20 Being asked by the Pharisees when the kingdom of God would come, he answered them, “The kingdom of God is not coming in ways that can be observed, 21 nor will they say, ‘Look, here it is!’ or ‘There!’ for behold, the kingdom of God is in the midst of you.” 22 And he said to the disciples, “The days are coming when you will desire to see one of the days of the Son of Man, and you will not see it. 23 And they will say to you, ‘Look, there!’ or ‘Look, here!’ Do not go out or follow them. 24 For as the lightning flashes and lights up the sky from one side to the other, so will the Son of Man be in his day.
Some interpreters think this text shows that the kingdom has nothing to do with the future renewal of the earth, but rather that it is merely recognizing God’s reign in your heart. The following remarks from Albert Nolan help explain this misunderstanding:
Many Christians have been misled for centuries about the nature of God’s kingdom by the well-known mistranslation of Lk 17:21: “The kingdom of God is within you.” Today all serious scholars and translators agree that the text should be read: “The kingdom of God is among you or in your midst.” The Greek word entos can mean “within” or “among” but in the present context to translate it “within” would mean that in answer to the Pharisees’ question about when the kingdom of God would come (17:20) Jesus told them that the kingdom of God was within them! This would contradict everything else Jesus ever said about the kingdom or about the Pharisees. Moreover, since every other reference to the kingdom presupposes that it is yet to come and since the verb in every other clause in this passage (17:20-37) is in the future tense, this verse must be understood to mean that one day they will find that the kingdom of God is suddenly and unexpectedly in their midst.
The kingdom of God, like any other kingdom, cannot be within a person; it is something in which a person can live. Somewhere in the background behind Jesus’ use of the term “kingdom of God” there is a pictorial image. He speaks of people entering into the kingdom (Mk 9:47; 10:15, 23, 24, 25, parr; Mt 5:20; 7:21; 18:3; 21:31; 23:13; Jn 3:5). They can sit down in it and eat and drink in it (Mk 14:25; Mt 8:11-12 par; Lk 22:30). The kingdom has a door or a gate (Mt 7:13, 14; Lk 13:24) on which one can knock (Mt 7:7-8 par; 25:10-12 par). It also has keys (Mt 16:19; Lk 11:52) and can be locked (Mt 23:13; Lk 13:25). The pictorial image behind this is obviously that of a house or a walled city.

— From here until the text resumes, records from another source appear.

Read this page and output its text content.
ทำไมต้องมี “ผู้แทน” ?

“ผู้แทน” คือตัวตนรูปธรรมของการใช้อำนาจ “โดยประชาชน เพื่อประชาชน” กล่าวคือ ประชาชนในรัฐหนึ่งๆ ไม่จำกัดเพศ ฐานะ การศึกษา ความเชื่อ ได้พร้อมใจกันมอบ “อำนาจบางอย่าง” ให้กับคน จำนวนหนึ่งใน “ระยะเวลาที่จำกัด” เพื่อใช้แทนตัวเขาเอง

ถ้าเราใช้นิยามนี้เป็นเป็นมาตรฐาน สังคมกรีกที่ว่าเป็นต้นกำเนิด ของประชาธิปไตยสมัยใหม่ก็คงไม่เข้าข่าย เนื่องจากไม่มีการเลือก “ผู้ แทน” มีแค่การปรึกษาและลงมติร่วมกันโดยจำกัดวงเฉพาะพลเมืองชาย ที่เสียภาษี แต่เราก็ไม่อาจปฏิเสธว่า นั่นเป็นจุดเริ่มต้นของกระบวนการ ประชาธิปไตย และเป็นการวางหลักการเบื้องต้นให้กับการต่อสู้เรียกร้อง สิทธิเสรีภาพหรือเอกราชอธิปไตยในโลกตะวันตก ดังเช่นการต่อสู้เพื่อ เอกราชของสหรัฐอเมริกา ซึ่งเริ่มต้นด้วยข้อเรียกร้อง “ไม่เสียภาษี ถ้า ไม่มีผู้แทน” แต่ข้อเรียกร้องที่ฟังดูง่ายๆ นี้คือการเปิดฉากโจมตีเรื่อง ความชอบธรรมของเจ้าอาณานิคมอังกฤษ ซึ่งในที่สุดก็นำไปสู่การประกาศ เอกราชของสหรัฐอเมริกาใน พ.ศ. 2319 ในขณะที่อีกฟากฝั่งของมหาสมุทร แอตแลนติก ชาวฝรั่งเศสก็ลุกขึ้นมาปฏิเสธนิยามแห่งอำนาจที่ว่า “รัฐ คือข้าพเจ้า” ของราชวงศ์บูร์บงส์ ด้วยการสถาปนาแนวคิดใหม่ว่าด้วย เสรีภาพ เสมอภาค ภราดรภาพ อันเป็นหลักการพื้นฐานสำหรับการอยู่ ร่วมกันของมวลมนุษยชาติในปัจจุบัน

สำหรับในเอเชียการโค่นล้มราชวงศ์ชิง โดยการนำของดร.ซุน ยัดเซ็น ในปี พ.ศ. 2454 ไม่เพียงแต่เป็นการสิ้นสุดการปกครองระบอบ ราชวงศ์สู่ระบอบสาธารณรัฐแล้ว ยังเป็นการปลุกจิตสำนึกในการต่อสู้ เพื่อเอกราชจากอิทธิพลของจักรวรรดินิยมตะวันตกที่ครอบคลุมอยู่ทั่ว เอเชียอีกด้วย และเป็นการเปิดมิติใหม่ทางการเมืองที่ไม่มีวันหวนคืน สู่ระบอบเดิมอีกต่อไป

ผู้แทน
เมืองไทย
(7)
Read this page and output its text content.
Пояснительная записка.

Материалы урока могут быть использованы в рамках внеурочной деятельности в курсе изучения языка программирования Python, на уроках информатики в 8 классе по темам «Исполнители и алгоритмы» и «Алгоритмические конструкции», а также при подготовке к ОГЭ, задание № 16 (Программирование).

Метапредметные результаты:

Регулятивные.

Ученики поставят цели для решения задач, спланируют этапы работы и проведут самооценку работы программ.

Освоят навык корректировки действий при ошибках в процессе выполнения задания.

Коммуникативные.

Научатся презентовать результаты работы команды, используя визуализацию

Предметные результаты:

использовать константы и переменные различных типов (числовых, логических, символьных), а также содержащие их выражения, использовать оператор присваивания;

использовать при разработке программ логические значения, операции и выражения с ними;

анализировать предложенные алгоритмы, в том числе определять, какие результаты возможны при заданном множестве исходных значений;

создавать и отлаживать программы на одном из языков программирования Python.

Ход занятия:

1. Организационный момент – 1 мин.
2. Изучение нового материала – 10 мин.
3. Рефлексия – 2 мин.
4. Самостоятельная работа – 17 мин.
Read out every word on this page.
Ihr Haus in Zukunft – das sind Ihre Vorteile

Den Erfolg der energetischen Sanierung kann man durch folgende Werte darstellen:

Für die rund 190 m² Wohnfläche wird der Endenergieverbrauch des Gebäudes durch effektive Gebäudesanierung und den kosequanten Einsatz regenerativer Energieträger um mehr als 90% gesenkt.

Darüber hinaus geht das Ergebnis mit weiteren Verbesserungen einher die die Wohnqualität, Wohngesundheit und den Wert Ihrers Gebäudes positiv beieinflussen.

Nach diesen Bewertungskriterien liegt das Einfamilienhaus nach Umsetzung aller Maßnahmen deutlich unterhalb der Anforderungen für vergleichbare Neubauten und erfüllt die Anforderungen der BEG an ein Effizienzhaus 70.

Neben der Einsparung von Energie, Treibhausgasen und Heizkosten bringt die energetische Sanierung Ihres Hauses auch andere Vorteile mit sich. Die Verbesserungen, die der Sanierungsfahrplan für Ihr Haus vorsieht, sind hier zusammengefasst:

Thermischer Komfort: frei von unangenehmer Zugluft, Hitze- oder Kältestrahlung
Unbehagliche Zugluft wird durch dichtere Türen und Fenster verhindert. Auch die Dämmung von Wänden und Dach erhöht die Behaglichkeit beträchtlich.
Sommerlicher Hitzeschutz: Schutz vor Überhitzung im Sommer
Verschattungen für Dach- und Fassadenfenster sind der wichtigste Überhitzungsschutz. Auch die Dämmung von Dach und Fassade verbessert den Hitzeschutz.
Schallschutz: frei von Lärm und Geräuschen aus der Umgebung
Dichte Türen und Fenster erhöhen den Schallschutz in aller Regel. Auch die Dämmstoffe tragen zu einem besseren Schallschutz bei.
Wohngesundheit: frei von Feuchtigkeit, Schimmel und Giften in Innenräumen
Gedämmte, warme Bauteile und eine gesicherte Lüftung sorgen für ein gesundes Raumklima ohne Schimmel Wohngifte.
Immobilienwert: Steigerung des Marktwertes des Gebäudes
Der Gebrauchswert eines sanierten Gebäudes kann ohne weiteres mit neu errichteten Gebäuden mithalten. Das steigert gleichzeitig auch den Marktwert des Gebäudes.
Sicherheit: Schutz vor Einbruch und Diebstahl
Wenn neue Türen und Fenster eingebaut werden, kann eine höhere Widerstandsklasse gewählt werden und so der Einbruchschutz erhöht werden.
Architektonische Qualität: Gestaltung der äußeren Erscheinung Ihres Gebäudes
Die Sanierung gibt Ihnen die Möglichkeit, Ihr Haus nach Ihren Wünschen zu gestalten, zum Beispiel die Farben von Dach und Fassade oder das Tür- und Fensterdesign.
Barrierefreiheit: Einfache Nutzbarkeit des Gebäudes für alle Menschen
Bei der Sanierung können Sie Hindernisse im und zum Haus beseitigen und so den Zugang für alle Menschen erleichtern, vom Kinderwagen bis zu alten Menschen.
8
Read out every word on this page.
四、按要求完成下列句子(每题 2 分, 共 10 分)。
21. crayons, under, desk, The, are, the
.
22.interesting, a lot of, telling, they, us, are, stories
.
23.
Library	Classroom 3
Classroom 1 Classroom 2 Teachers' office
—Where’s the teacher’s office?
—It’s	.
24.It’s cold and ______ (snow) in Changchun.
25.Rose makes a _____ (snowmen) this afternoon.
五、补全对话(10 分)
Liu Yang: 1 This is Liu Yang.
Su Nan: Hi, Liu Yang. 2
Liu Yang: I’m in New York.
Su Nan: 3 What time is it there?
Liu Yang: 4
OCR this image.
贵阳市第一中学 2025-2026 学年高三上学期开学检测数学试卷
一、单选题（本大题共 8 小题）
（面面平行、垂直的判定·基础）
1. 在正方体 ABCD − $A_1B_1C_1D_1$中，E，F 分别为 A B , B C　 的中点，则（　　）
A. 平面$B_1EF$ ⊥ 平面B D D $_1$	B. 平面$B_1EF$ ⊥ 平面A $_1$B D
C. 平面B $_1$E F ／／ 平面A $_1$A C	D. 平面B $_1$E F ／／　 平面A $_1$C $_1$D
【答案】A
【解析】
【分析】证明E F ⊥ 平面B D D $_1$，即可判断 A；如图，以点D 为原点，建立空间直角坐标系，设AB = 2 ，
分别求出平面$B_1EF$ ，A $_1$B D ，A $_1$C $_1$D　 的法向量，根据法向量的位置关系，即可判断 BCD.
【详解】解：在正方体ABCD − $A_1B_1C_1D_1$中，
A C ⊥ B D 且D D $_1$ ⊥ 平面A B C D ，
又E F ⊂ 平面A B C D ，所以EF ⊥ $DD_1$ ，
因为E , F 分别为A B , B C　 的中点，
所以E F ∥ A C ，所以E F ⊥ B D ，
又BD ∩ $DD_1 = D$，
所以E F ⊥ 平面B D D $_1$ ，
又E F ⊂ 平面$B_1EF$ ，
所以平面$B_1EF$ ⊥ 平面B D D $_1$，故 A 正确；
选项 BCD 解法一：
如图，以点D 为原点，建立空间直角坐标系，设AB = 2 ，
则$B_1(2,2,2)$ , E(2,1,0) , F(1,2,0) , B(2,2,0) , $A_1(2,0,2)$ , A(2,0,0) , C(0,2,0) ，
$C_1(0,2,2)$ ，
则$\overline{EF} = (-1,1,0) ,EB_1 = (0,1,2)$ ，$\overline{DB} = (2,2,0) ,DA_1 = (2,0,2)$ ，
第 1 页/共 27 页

…The fact that his way of speaking about the kingdom is based upon a pictorial image of a house, a city or a community leaves no doubt about what he had in mind: a politically structured society of people here on earth. A kingdom is a thoroughly political notion. It is a society in which the political structure is monarchical, that is to say, it is ruled and governed by a king. Nothing that Jesus ever said would lead one to think that he might have used this term in a non-political sense.
(Albert Nolan, Jesus Before Christianity, (Maryknoll, NY: Orbis Books, 1992) pp. 58-59.)
Another idea is that as the Messiah, Jesus represented the kingdom wherever he went. We might even imagine a kingdom bubble around Jesus. When he was present the kingdom was present. Thus, the kingdom was looking the Pharisees right in the face and they did not perceive it.